Bill Maher joins the long list of liberals whose hate for Donald Trump causes them to say stupid shit. He has often condemned other liberals for giving Republicans bulletin board material by saying stupid shit, yet recently he could not help himself from doing the same. Human nature got the best of Bill when he surmised, if everybody else is saying stupid shit, so should I.
On the most recent episode of HBO’s Real Time with Bill Maher, Bills hatred for Donald Trump had him saying, “I hope for a recession in order to save the democracy.” A bold statement indeed. Bill’s estimated net worth is $100 million dollars. A recession would surely hurt.
If a recession were to occur Bill assumes that Donald Trump would then lose supporters and either get impeached or not get reelected. If Trump does get impeached, Bill has complete faith in Mike Pence to restore Americas honor.
Bill said in part, “Mike Pence would govern with a strong Christian faith, making my life much better.” If impeachment doesn’t happen Bill said that Hillary couldn’t possibly lose again, “Could she?”
When asked, why would you wish a recession on so many Americans who are already living pay check to paycheck Bill said, “Sometimes in life we must make sacrifices, if rednecks have to eat at Taco Bell instead of Longhorn so be it.”
Big Mike from Slidell Louisiana said he takes his old lady to Longhorn once a month were she in turn gives him sweet lovin’. He says if there is a recession he won’t be able to get her a Renegade Sirloin let alone a Flo’s filet. He went on to say, “If you think a chalupa is going to get my Nancy to drop her panties you’ve got another thing coming.
Big Mike said instead of praying for a recession Bill Maher should offer to give up smoking weed. While it is unclear how Bill giving up smoking weed would help save the democracy Big Mike was adamant,
“If Bill Maher can stop riding the dankasaurus after he paints the windows shut so he can commence to banging grandma, maybe he wouldn’t say such stupid shit that’s going to negatively impact my life.”

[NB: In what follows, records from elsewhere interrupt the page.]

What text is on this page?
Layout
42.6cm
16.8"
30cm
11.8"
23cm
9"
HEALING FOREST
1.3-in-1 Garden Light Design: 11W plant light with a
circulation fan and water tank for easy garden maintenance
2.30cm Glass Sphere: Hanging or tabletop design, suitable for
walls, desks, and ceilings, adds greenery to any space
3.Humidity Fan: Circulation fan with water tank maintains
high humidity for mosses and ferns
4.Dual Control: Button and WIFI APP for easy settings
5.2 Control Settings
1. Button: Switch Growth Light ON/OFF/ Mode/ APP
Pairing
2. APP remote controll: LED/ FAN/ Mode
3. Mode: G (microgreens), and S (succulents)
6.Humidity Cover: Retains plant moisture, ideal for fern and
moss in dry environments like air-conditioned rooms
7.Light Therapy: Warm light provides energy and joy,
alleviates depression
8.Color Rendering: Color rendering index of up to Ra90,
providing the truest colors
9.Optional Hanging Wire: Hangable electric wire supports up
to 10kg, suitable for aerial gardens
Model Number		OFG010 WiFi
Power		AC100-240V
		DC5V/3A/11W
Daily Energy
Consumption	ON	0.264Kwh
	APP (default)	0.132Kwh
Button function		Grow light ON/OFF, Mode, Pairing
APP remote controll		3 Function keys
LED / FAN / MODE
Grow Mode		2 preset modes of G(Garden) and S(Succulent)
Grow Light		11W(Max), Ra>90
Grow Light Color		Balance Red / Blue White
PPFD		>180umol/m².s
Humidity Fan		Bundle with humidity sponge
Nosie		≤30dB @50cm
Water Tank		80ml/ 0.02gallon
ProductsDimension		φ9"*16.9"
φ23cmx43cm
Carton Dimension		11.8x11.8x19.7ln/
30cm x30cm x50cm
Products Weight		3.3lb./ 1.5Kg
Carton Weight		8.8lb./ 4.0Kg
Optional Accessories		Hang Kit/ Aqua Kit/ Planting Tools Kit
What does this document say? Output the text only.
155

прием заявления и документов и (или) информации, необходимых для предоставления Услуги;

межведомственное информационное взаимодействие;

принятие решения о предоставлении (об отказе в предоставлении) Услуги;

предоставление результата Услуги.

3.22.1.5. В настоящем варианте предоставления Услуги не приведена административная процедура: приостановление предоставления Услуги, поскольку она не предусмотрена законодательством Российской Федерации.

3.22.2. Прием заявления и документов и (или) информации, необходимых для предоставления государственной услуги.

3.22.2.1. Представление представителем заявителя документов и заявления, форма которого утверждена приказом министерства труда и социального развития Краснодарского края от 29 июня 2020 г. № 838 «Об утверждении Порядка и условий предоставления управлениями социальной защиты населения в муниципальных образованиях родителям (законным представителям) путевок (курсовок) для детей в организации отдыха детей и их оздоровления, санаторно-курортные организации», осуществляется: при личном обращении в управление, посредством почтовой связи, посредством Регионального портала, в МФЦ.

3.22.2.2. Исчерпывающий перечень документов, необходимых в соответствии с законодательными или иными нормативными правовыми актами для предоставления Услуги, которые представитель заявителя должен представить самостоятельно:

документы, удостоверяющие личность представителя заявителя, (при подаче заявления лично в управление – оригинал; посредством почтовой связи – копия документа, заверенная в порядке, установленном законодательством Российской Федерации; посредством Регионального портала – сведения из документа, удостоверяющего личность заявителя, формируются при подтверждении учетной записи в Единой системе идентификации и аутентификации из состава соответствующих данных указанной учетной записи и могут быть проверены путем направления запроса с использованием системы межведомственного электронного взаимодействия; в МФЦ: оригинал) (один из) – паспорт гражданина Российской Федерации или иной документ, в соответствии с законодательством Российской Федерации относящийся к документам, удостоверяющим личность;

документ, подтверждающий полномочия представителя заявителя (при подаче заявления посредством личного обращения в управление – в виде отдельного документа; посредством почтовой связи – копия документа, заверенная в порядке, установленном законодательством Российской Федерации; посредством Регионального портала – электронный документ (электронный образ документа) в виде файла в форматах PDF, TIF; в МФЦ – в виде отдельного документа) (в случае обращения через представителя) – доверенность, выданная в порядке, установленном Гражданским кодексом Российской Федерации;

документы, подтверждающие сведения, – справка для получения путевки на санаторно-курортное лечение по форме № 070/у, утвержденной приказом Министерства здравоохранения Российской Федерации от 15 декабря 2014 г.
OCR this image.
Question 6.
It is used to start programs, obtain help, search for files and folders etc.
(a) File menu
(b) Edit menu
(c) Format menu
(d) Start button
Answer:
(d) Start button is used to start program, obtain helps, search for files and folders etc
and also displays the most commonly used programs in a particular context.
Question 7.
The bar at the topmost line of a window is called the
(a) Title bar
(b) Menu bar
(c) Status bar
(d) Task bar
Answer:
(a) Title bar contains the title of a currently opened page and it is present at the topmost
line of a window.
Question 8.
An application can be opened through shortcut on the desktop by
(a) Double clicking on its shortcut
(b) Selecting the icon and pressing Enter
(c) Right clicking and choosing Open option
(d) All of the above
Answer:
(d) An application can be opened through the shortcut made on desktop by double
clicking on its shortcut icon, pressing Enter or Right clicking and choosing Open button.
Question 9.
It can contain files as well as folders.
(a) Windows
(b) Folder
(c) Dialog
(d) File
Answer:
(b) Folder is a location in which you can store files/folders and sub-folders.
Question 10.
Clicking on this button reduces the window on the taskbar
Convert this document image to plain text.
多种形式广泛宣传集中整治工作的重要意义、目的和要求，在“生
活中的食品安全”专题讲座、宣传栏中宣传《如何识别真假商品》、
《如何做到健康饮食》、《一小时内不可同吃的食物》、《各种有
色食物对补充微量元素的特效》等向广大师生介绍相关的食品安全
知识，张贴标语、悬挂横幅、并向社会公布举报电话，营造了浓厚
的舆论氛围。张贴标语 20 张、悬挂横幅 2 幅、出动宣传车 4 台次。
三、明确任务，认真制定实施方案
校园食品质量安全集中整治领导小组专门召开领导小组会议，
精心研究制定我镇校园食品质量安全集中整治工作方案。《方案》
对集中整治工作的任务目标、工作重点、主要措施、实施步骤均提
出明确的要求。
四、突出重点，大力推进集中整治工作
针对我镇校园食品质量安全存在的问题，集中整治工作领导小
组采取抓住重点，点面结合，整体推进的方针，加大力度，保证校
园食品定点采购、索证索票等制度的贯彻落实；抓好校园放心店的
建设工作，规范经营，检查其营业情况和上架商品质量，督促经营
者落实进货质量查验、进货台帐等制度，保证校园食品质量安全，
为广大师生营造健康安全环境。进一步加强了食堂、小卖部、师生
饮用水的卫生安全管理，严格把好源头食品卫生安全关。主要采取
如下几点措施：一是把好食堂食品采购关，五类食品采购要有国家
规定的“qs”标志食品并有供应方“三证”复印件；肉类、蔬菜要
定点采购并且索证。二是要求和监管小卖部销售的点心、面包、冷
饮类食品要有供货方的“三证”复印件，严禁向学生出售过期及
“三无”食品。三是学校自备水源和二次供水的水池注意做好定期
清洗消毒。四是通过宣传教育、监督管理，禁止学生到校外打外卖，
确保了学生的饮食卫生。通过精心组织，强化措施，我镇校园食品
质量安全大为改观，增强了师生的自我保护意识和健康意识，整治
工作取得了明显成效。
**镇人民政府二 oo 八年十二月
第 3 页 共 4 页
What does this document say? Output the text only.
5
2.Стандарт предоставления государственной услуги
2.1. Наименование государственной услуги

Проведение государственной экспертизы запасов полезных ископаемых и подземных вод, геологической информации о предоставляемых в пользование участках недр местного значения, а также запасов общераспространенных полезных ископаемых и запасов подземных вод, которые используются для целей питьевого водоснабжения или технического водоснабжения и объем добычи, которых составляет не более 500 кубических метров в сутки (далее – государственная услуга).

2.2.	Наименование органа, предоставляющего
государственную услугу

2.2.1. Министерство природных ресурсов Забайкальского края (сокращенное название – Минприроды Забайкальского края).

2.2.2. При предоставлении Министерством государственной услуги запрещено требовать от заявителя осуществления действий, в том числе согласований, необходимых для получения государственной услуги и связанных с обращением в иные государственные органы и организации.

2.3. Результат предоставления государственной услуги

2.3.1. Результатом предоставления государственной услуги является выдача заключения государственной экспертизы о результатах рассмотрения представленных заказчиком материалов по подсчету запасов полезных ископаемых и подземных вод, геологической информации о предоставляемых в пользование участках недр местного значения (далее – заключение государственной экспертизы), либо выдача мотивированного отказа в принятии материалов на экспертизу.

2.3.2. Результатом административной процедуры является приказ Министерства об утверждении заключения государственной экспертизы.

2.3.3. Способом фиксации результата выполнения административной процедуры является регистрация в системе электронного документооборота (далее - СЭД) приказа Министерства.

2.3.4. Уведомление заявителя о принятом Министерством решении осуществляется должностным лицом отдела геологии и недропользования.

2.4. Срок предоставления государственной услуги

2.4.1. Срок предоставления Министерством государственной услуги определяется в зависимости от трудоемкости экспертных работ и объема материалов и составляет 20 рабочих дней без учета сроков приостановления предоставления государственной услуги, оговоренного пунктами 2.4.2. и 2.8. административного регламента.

Non-stoners everywhere said, “What?”
When Bill was asked if he would be willing to give up bromancing the stone, painting rainbows and burning down tress while praying to Buddha his response was shocking,
“If Donald Trump will start smoking weed, I will stop smoking weed. And tell Big Mike that if he and his old lady would hotbox the whip with a side of yabba dabba she’d let him fuck her while she eats the chalupa!”